A great crack, where the light got in
By one of those eerie coincidences, a few days after the death of Leonard Cohen, one of his songs came up in something I was watching in the theatre. The play was called Things I Know To Be True and though it was written some time before the Canadian songwriter’s death it highlighted why the departure of such a figure on the cultural landscape can feel like a personal rather than a public loss.
The play, at one point, takes Cohen’s song Famous Blue Raincoat and uses it as a device by which a young woman can tell her mother (played by Imogen Stubbs, above) that she has always understood something which her Mum thought was hidden. The daughter had noticed her mother would cry when she heard it. I won’t spoil the plot as this fine play – a tender and moving study of family life by Andrew Bovell – is currently on a national tour. But various lines from the song became an unnervingly threnody along the woman’s life.
Popular song is the soundtrack to the lives of a generation who live, love and age along with the songs’ singers. It’s why musicians of longevity, like David Bowie or Prince, leave such a bewailed gap in the lives of the fans they leave behind. Leonard Cohen did that most distinctively because of the elegance and depth of his poetic sensibility.
To a pop star’s romantic charisma he added an eroticised intelligence. He was more than a womanising poet singing songs of melancholy. He delved deep into love, suffering, depression and despair – and then offered a fragmented redemption with his holy but broken Hallelujah. Pleasure and pain to him were inseparable parts of what it is to be human: “There is a crack in everything, that’s how the light gets in.”
Leonard Cohen could gaze up to the heavens and down to hell and yet his feet were planted firmly here on earth.
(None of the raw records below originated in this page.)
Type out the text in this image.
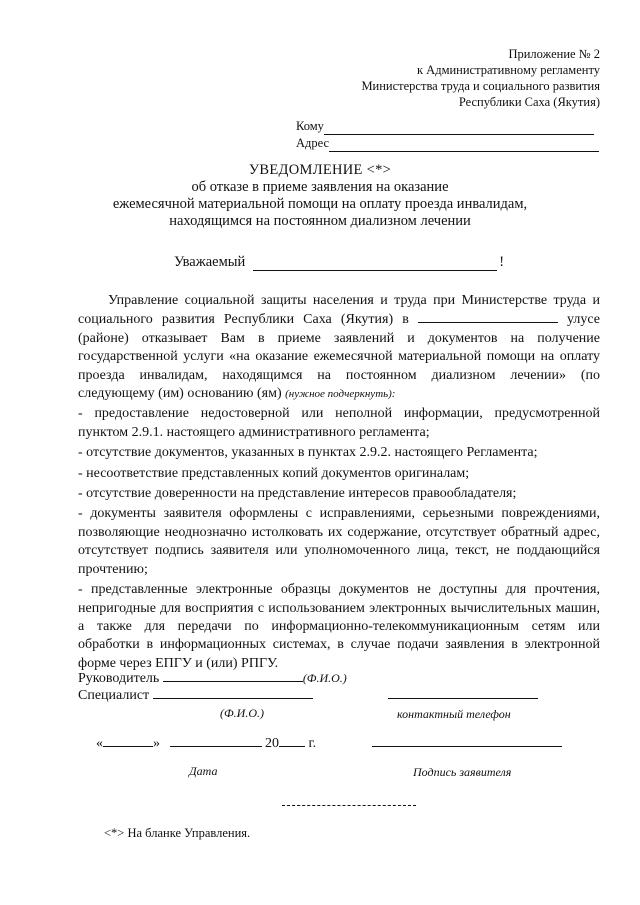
Приложение № 2
к Административному регламенту
Министерства труда и социального развития
Республики Саха (Якутия)
Кому
Адрес
УВЕДОМЛЕНИЕ <*>
об отказе в приеме заявления на оказание
ежемесячной материальной помощи на оплату проезда инвалидам,
находящимся на постоянном диализном лечении
Уважаемый	!

Управление социальной защиты населения и труда при Министерстве труда и социального развития Республики Саха (Якутия) в	улусе (районе) отказывает Вам в приеме заявлений и документов на получение государственной услуги «на оказание ежемесячной материальной помощи на оплату проезда инвалидам, находящимся на постоянном диализном лечении» (по следующему (им) основанию (ям) (нужное подчеркнуть):

- предоставление недостоверной или неполной информации, предусмотренной пунктом 2.9.1. настоящего административного регламента;

- отсутствие документов, указанных в пунктах 2.9.2. настоящего Регламента;

- несоответствие представленных копий документов оригиналам;

- отсутствие доверенности на представление интересов правообладателя;

- документы заявителя оформлены с исправлениями, серьезными повреждениями, позволяющие неоднозначно истолковать их содержание, отсутствует обратный адрес, отсутствует подпись заявителя или уполномоченного лица, текст, не поддающийся прочтению;

- представленные электронные образцы документов не доступны для прочтения, непригодные для восприятия с использованием электронных вычислительных машин, а также для передачи по информационно-телекоммуникационным сетям или обработки в информационных системах, в случае подачи заявления в электронной форме через ЕПГУ и (или) РПГУ.

Руководитель	(Ф.И.О.)
Специалист
(Ф.И.О.)	контактный телефон
«	»	20 г.
Дата	Подпись заявителя
<*> На бланке Управления.
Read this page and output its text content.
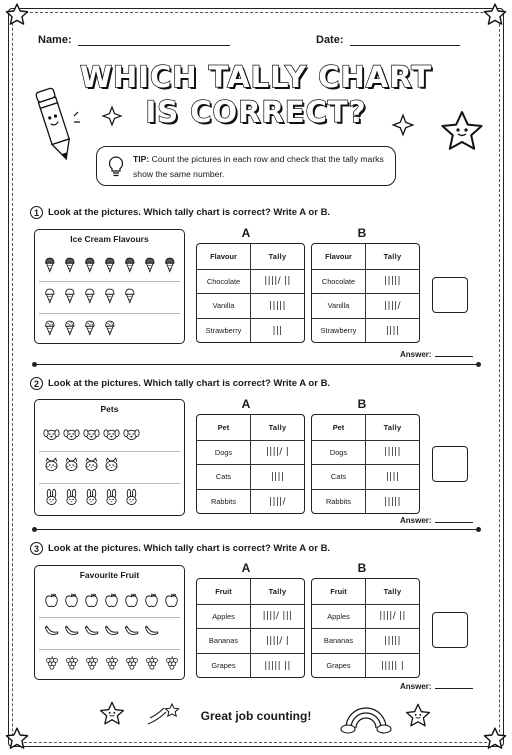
Name:	Date:
WHICH TALLY CHART
IS CORRECT?
TIP: Count the pictures in each row and check that the tally marks show the same number.
1 Look at the pictures. Which tally chart is correct? Write A or B.
Ice Cream Flavours	A	B
Flavour	Tally
Chocolate	||||/ ||
Vanilla	|||||
Strawberry	|||
Flavour	Tally
Chocolate	|||||
Vanilla	||||/
Strawberry	||||
Answer:
2 Look at the pictures. Which tally chart is correct? Write A or B.
Pets	A	B
Pet	Tally
Dogs	||||/ |
Cats	||||
Rabbits	||||/
Pet	Tally
Dogs	|||||
Cats	||||
Rabbits	|||||
Answer:
3 Look at the pictures. Which tally chart is correct? Write A or B.
Favourite Fruit	A	B
Fruit	Tally
Apples	||||/ |||
Bananas	||||/ |
Grapes	||||| ||
Fruit	Tally
Apples	||||/ ||
Bananas	|||||
Grapes	||||| |
Answer:
Great job counting!
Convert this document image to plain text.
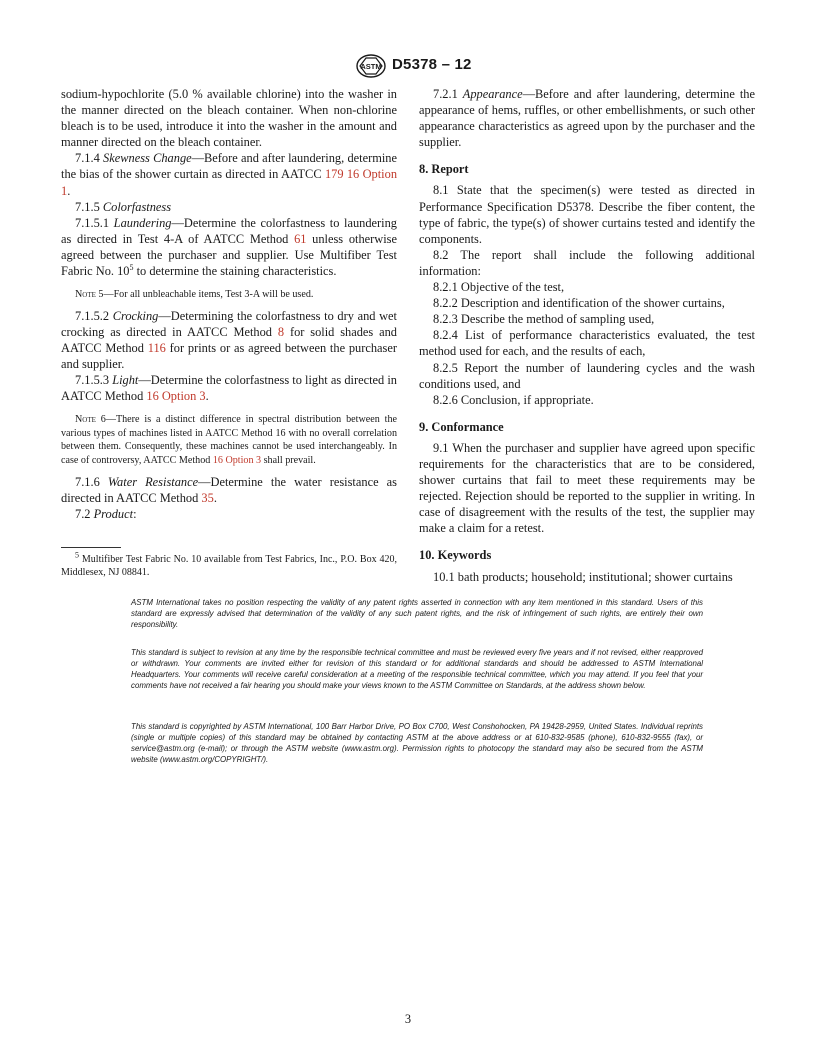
ASTM D5378 – 12

sodium-hypochlorite (5.0 % available chlorine) into the washer in the manner directed on the bleach container. When non-chlorine bleach is to be used, introduce it into the washer in the amount and manner directed on the bleach container.

7.1.4 Skewness Change—Before and after laundering, determine the bias of the shower curtain as directed in AATCC 179 16 Option 1.

7.1.5 Colorfastness

7.1.5.1 Laundering—Determine the colorfastness to laundering as directed in Test 4-A of AATCC Method 61 unless otherwise agreed between the purchaser and supplier. Use Multifiber Test Fabric No. $10^5$ to determine the staining characteristics.

Note 5—For all unbleachable items, Test 3-A will be used.

7.1.5.2 Crocking—Determining the colorfastness to dry and wet crocking as directed in AATCC Method 8 for solid shades and AATCC Method 116 for prints or as agreed between the purchaser and supplier.

7.1.5.3 Light—Determine the colorfastness to light as directed in AATCC Method 16 Option 3.

Note 6—There is a distinct difference in spectral distribution between the various types of machines listed in AATCC Method 16 with no overall correlation between them. Consequently, these machines cannot be used interchangeably. In case of controversy, AATCC Method 16 Option 3 shall prevail.

7.1.6 Water Resistance—Determine the water resistance as directed in AATCC Method 35.

7.2 Product:

$^5$ Multifiber Test Fabric No. 10 available from Test Fabrics, Inc., P.O. Box 420, Middlesex, NJ 08841.

7.2.1 Appearance—Before and after laundering, determine the appearance of hems, ruffles, or other embellishments, or such other appearance characteristics as agreed upon by the purchaser and the supplier.

8. Report

8.1 State that the specimen(s) were tested as directed in Performance Specification D5378. Describe the fiber content, the type of fabric, the type(s) of shower curtains tested and identify the components.

8.2 The report shall include the following additional information:

8.2.1 Objective of the test,

8.2.2 Description and identification of the shower curtains,

8.2.3 Describe the method of sampling used,

8.2.4 List of performance characteristics evaluated, the test method used for each, and the results of each,

8.2.5 Report the number of laundering cycles and the wash conditions used, and

8.2.6 Conclusion, if appropriate.

9. Conformance

9.1 When the purchaser and supplier have agreed upon specific requirements for the characteristics that are to be considered, shower curtains that fail to meet these requirements may be rejected. Rejection should be reported to the supplier in writing. In case of disagreement with the results of the test, the supplier may make a claim for a retest.

10. Keywords

10.1 bath products; household; institutional; shower curtains

ASTM International takes no position respecting the validity of any patent rights asserted in connection with any item mentioned in this standard. Users of this standard are expressly advised that determination of the validity of any such patent rights, and the risk of infringement of such rights, are entirely their own responsibility.

This standard is subject to revision at any time by the responsible technical committee and must be reviewed every five years and if not revised, either reapproved or withdrawn. Your comments are invited either for revision of this standard or for additional standards and should be addressed to ASTM International Headquarters. Your comments will receive careful consideration at a meeting of the responsible technical committee, which you may attend. If you feel that your comments have not received a fair hearing you should make your views known to the ASTM Committee on Standards, at the address shown below.

This standard is copyrighted by ASTM International, 100 Barr Harbor Drive, PO Box C700, West Conshohocken, PA 19428-2959, United States. Individual reprints (single or multiple copies) of this standard may be obtained by contacting ASTM at the above address or at 610-832-9585 (phone), 610-832-9555 (fax), or service@astm.org (e-mail); or through the ASTM website (www.astm.org). Permission rights to photocopy the standard may also be secured from the ASTM website (www.astm.org/COPYRIGHT/).

3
He had “this direct line to the galaxy”, said Rufus Wainwright, “whilst at the same time knowing exactly when to take out the trash”. A scar is what happens when the word is made flesh, Cohen said.
He showed that “being spiritual but not religious” can be more than a shallow secular slogan. Brought up an Orthodox Jew he flirted with Scientology before spending six years in a Zen Buddhist monastery in California – an experience which eased his lifelong depression. Latterly he revealed: “Occasionally I’ve felt the grace of another presence in my life.” On his final album, last month, he borrowed a Jewish prayer of preparation and humility, singing Abraham’s response when God called on him to sacrifice Isaac: “Hineni, hineni; I’m ready, my lord”.
The response to his death showed that his work and his words have reached beyond his peers to resonate across generations. As he wrote to his old lover Marianne on her deathbed only weeks ago: “Know that I am so close behind you that if you stretch out your hand, I think you can reach mine”. His steps will always rhyme.